Recentemente, o STJ editou a Emenda Regimental n.º 53, que promoveu diversas alterações no seu Regimento Interno. A mudança de maior impacto direto para a prática cotidiana da advocacia é a inclusão do art. 343-A (cuja justificativa do STJ para a sua criação é contribuir para o “aprimoramento da triagem e da gestão do acervo processual”):


“Art. 343-A. Nos termos de ato regulamentar da Presidência, todas as iniciais de ações originárias e as petições de recurso dirigidas ao Superior Tribunal de Justiça deverão conter resumo dos fundamentos de fato e de direito, dos pedidos formulados, do teor das eventuais decisões impugnadas e dos dispositivos legais invocados pelo autor ou pelo recorrente, conforme o caso”.


Assim, desde o início de julho/26, todas as petições iniciais de ações originárias e recursos dirigidos ao STJ devem conter, obrigatoriamente, um resumo estruturado abrangendo os pontos destacados no novo art. 343-A.


Vale destacar que, embora a exigência do resumo estruturado já esteja valendo, a forma exata de como ele deve ser feito ainda depende de ato regulamentar futuro da Presidência do STJ.

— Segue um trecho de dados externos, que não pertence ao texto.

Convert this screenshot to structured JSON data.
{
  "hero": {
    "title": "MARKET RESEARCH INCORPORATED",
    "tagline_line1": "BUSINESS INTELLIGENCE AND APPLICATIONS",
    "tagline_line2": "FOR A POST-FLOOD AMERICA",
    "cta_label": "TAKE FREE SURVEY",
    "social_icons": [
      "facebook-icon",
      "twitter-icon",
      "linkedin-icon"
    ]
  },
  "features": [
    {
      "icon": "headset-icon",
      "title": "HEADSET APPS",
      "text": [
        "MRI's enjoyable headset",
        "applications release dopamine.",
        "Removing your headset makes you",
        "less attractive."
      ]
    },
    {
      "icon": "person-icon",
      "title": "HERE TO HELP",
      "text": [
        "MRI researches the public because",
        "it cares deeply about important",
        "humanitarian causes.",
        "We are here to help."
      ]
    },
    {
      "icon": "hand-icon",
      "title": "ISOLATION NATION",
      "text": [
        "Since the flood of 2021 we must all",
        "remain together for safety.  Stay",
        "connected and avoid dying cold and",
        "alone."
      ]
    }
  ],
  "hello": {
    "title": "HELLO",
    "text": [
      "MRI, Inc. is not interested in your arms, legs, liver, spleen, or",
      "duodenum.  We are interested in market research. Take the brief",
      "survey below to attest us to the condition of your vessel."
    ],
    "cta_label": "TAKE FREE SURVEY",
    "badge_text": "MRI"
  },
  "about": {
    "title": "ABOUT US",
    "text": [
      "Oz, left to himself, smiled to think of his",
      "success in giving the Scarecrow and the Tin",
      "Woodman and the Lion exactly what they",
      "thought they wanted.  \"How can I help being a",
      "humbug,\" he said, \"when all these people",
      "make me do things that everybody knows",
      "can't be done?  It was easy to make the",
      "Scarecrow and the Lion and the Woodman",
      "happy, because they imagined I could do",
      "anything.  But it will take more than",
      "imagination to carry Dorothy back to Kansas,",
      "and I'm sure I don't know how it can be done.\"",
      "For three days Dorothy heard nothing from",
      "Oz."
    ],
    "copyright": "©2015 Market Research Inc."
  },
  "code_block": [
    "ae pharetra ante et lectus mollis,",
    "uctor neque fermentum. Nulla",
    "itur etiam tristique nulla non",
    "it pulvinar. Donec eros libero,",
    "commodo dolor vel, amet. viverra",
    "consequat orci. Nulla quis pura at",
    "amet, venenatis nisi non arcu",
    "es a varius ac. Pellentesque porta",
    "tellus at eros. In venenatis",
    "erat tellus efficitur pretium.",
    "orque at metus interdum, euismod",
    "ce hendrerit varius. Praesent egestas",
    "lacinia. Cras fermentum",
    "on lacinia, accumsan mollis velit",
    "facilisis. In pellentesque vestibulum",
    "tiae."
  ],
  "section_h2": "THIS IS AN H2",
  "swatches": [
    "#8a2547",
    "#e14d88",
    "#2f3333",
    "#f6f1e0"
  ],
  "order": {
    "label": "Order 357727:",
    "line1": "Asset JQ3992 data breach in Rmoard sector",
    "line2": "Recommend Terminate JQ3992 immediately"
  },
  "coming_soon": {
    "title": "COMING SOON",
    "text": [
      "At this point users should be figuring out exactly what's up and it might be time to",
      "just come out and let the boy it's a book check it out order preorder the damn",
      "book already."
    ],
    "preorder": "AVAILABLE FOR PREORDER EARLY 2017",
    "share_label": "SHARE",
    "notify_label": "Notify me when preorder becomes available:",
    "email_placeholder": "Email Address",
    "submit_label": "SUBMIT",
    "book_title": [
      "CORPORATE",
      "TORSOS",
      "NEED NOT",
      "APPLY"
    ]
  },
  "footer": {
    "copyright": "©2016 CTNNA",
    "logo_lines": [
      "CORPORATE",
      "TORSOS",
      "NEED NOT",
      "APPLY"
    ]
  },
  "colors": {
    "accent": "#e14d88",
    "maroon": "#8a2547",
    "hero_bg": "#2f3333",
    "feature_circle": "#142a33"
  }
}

Além disso, no último dia 14/07/2026, o Congresso Nacional aprovou o PL n.º 3.085/2026, que, dentre outras questões, pretende regulamentar o §2º do art. 105 da CF (chamado filtro de relevância no STJ), a partir da inclusão do art. 1.035-A no CPC, cuja proposta de redação determina que o STJ, em decisão irrecorrível, não conhecerá do REsp quando a questão de direito federal nele versada não for relevante.


Em síntese, a proposta diz que devem ser demonstradas “questões relevantes do ponto de vista econômico, político, social ou jurídico que ultrapassem os interesses subjetivos do processo”. Ainda, essa relevância deverá ser demonstrada em tópico específico e fundamentado, sob pena de inadmissão do recurso.


Essa alteração legislativa, se efetivada, vai aproximar o Recurso Especial do regime de Repercussão Geral do STF. A tendência é que o STJ deixe de ser uma “terceira instância” de revisão de casos individuais para ser uma Corte de Precedentes, de modo que o foco do recurso deve ser o impacto da tese jurídica para a sociedade, e não apenas o erro na decisão recorrida.


Registra-se que esse PL 3.085/2026 ainda depende de sanção presidencial e, caso ocorra, a exigência do tópico específico de relevância valerá a partir de 30 dias após a publicação da lei.